Workers of the Misr Spinning and Weaving textile factory — which employs 24,000 people in the Nile Delta city of Al-Mahalla Al-Kubra — padlocked the buildings and massed in front of the administration offices.
“We are striking first of all to show solidarity with the protesters in Tahrir Square,” the focal point of anti-government demonstrations in the capital Cairo, one strike organizer, Faisal Naousha, told AFP by telephone.
“We also want court rulings lifting the minimum wage to be implemented,” he said.
Hundreds of workers are expected to be joined by thousands more from the afternoon shift, Naousha said.
The public sector Misr Spinning and Weaving company is the country’s biggest plant, and Egypt’s textile industry employs 48 percent of the total labor force, according to the Centre for Trade Union and Workers Services (CTUWS).
A security official told AFP tens of thousands of employees in the public sector were staging strikes in the Mediterranean city of Alexandria, the canal city of Suez and cities on the north coast and on the Red Sea.
“There is definitely an escalation since the protests began,” Kamal Abbas from the CTUWS told AFP.

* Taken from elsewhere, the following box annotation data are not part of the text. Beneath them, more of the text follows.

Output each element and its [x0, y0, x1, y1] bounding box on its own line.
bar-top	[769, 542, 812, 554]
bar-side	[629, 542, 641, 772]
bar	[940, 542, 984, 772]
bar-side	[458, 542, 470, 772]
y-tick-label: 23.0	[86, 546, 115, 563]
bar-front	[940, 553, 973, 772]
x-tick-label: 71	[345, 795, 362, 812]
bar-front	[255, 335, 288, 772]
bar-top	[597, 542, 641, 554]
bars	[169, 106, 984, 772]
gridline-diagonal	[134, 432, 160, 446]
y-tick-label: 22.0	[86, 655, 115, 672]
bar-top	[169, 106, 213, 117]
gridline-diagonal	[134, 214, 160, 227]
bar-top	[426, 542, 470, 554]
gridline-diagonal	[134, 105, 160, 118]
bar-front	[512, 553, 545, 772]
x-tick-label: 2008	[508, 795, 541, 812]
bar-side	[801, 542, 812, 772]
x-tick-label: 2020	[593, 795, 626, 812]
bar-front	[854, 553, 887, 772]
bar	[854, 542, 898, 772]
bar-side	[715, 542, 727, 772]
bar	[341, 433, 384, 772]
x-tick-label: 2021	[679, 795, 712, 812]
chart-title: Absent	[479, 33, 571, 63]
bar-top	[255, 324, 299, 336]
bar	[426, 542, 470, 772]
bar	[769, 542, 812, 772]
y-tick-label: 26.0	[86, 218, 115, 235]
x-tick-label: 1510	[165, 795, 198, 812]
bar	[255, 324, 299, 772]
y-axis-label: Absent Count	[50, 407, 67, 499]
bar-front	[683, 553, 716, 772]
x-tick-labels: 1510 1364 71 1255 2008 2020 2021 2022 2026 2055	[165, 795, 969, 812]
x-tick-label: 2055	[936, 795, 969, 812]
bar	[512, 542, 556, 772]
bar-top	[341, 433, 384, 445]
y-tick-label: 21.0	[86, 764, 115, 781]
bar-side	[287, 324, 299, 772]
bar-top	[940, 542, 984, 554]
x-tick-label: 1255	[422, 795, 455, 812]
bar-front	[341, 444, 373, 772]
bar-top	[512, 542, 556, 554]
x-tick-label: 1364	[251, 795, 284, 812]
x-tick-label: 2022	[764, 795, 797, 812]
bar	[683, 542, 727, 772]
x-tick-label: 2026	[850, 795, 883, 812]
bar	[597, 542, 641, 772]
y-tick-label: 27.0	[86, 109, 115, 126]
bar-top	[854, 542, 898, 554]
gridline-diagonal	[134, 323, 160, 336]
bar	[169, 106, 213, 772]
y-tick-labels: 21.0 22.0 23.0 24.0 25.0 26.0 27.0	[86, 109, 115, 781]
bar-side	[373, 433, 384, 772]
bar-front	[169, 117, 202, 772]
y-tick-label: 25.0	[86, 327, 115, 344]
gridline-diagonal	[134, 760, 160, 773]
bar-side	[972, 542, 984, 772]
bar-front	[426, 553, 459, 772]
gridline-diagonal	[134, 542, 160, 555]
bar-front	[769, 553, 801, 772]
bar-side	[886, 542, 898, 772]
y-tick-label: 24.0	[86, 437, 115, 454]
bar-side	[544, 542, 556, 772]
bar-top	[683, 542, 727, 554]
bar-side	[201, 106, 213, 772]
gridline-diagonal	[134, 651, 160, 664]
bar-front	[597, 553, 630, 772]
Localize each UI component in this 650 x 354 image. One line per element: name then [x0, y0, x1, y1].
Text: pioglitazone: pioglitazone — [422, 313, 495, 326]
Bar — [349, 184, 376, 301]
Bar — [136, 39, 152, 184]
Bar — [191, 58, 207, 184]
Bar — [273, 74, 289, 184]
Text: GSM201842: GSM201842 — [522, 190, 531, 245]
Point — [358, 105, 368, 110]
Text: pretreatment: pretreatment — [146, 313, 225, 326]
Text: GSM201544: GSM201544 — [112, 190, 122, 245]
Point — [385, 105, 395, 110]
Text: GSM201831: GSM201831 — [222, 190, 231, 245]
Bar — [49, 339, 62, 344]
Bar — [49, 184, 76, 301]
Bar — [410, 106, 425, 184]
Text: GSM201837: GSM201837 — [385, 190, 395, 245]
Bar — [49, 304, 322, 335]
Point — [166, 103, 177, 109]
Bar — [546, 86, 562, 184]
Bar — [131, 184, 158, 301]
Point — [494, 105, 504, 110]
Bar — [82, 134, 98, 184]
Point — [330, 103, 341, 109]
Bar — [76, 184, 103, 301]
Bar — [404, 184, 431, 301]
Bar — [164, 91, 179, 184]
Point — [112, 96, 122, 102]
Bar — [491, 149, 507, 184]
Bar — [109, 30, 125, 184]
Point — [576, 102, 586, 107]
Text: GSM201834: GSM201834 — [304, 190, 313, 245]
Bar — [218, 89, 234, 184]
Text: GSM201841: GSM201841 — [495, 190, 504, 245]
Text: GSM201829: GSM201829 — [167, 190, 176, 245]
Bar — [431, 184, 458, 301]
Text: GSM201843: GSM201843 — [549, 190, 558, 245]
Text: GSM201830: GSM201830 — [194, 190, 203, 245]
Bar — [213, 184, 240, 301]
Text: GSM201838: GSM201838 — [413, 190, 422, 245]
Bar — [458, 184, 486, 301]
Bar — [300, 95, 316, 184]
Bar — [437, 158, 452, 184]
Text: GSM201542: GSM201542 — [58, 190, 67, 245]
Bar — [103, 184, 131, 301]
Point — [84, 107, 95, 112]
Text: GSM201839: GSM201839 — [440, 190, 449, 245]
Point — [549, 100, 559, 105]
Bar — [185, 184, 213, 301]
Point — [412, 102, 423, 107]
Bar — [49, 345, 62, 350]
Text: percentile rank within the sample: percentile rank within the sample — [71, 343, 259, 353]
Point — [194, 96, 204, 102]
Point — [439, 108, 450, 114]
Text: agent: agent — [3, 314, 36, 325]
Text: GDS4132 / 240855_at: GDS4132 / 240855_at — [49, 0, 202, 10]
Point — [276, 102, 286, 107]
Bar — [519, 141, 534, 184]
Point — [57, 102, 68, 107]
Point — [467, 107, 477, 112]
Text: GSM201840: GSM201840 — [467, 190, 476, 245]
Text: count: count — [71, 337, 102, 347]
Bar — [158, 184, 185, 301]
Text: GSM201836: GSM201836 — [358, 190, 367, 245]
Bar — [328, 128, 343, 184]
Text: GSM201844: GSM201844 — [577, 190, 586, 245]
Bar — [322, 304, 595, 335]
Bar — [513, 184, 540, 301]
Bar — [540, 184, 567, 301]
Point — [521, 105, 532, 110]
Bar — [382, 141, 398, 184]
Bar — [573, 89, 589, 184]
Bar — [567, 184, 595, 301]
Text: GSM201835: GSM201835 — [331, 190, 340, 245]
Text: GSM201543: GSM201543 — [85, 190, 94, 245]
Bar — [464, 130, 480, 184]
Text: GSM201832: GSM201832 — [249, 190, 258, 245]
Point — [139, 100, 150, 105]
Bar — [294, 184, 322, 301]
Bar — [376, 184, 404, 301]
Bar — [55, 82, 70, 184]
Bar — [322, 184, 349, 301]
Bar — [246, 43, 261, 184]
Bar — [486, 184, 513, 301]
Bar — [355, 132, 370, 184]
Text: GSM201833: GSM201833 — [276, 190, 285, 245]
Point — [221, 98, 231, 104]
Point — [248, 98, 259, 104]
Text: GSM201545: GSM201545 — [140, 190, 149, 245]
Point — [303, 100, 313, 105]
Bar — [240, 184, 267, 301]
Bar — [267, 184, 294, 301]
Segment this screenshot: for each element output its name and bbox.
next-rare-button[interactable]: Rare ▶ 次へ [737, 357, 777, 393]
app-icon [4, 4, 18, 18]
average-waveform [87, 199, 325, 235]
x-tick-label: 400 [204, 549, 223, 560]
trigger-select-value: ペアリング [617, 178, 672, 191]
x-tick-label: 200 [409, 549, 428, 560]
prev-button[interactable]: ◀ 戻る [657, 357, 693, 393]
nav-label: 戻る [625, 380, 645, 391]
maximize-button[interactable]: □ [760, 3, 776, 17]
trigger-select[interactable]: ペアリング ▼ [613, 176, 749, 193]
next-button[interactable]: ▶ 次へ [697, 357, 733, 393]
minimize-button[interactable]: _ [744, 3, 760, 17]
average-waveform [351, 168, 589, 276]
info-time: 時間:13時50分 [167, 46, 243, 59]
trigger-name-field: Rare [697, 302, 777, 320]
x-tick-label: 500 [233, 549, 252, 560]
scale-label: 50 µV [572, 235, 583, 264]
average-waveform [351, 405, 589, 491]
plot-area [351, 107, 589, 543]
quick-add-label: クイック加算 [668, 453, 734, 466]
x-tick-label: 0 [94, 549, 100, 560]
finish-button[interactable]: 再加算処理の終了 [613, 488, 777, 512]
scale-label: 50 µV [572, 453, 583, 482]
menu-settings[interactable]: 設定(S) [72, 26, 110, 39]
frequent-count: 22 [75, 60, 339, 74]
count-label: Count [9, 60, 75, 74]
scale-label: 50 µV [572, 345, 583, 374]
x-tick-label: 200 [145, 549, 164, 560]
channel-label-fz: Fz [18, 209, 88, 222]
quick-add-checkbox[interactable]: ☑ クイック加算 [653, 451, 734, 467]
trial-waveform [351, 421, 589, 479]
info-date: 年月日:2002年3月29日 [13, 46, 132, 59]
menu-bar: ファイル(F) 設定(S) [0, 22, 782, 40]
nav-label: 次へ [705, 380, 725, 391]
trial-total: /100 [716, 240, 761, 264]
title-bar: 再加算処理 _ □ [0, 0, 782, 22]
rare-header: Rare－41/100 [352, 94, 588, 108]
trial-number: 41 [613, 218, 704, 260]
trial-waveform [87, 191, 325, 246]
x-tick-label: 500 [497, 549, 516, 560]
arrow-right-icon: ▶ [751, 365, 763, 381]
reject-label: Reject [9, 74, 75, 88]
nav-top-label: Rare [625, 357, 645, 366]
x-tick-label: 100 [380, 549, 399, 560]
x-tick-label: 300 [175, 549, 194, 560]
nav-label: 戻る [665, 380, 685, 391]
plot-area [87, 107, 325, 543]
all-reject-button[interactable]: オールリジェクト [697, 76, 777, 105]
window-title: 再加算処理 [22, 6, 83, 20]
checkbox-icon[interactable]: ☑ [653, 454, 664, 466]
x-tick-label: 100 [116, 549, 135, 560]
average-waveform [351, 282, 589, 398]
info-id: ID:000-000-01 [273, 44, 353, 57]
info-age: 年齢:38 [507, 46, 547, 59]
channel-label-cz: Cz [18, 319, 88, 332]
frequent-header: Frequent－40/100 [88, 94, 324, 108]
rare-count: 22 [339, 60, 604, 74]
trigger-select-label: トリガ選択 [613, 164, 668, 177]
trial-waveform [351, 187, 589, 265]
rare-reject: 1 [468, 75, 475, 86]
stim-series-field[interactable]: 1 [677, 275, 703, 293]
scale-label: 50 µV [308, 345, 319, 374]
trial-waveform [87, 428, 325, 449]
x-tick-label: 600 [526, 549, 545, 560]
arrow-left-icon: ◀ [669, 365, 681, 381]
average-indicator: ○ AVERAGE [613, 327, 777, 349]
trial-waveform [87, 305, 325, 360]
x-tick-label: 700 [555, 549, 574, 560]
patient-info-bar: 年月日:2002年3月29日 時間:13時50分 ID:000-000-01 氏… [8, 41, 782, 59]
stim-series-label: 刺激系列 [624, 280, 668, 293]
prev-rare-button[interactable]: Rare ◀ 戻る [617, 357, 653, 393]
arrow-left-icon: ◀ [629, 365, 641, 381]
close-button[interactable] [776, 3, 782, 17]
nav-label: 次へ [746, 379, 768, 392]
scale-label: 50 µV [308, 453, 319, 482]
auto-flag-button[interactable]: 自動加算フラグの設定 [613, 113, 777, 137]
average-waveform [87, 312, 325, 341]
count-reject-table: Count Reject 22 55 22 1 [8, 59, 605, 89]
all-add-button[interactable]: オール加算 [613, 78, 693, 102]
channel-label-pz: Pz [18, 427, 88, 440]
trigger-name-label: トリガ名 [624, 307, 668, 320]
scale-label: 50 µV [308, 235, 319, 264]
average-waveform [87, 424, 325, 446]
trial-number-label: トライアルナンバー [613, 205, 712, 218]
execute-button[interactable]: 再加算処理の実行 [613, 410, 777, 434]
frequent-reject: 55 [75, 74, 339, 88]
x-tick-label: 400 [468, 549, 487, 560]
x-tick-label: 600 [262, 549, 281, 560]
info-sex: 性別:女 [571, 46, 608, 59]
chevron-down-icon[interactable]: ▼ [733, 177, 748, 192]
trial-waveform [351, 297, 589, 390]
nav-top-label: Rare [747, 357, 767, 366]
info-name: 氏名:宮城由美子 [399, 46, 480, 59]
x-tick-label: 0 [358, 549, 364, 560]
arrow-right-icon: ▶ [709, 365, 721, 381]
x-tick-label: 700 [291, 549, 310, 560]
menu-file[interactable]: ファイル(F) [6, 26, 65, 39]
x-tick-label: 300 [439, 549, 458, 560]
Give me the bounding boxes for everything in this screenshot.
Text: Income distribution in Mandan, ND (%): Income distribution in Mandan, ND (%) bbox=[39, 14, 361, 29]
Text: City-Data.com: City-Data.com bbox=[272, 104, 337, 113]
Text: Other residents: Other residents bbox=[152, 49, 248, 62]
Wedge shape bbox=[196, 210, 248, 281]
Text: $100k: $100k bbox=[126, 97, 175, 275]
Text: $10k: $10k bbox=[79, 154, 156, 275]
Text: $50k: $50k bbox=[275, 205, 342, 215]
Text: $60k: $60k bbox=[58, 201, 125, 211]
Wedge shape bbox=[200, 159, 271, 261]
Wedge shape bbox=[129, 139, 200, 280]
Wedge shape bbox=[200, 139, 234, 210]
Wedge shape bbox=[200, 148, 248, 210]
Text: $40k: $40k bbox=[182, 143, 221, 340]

Since nationwide rallies erupted on January 25 demanding an end to President Hosni Mubarak’s 30-year rule, “we have started to hear of the billions of dollars that officials hold in personal accounts,” Abbas said.
“So many employees feel it is time to stand up and demand their rights,” he said.
The strikes and protests continued despite promises by Egypt’s newly formed government to raise public sector salaries and pensions by 15 percent, one of a series of steps taken to placate the protesters.